Cidade de Deus é um bairro situado na zona oeste do Rio de Janeiro, originário de um processo de remoção de favelas ocorrido em 1966. Hoje com uma população em torno de 50 mil habitantes, Cidade de Deus apresenta indicadores sociais entre os mais críticos do Rio de Janeiro, embora situado na vizinhança de um dos “bairros nobres” da cidade, a Barra da Tijuca.
Em 2002, o sucesso do filme “Cidade de Deus” colocou o bairro intensamente nos veículos de comunicação, reforçando o estigma de comunidade violenta e perigosa e favorecendo uma onda de preconceito e discriminação.
Por outro lado, na sua trajetória desde a década 80, surgiram no bairro várias associações de moradores, agremiações de samba, agremiações esportivas, grupos de teatro, revistas, cine-clubes, igrejas atuantes, grupos de dança e movimento negro.
A partir de 2003, vários processos confluíram, constituindo novas condições de organização e articulação tendo em vista a transformação da realidade da Cidade de Deus. Após um processo intensivo de discussões, surgiu naquele ano o Comitê Comunitário de Cidade de Deus, que veio a reunir diferentes entidades locais tendo em vista superar o isolamento e as divisões que pautavam a atuação dessas organizações.
O Comitê Comunitário firmou-se ao longo de seus três anos de existência como espaço relevante de articulação de ações no bairro e de interlocução institucional. Já em 2004, sua atuação produziu duas importantes realizações:
a) um levantamento inicial das demandas da população local que incluiu temas como Trabalho, Emprego e Renda, Educação, Saúde, Meio Ambiente, Promoção Social, Comunicação, Cultura e Esporte;
b) a elaboração de um primeiro Plano para o Desenvolvimento de Cidade de Deus, referendado por um fórum comunitário ampliado, com diretrizes traçadas para um período de cinco anos (até 2009), como instrumento para avançar na direção da articulação de programas, projetos e ações sociais em andamento no bairro, bem como da implantação de novas iniciativas em benefício da comunidade.

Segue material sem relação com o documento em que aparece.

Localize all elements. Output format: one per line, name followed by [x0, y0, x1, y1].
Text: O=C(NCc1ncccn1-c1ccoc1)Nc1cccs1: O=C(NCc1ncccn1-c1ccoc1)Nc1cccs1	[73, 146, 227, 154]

A partir desses acúmulos, um dos desafios colocados foi a consolidação, em um novo patamar, do arranjo socioinstitucional que amadureceu nos últimos anos, com destaque para a formação de uma instância executiva capaz de integrar ações e projetos no território, na forma de uma pessoa jurídica (a Agência Cidade de Deus de Desenvolvimento Local), entendida como fator-chave de sustentabilidade de todo o processo.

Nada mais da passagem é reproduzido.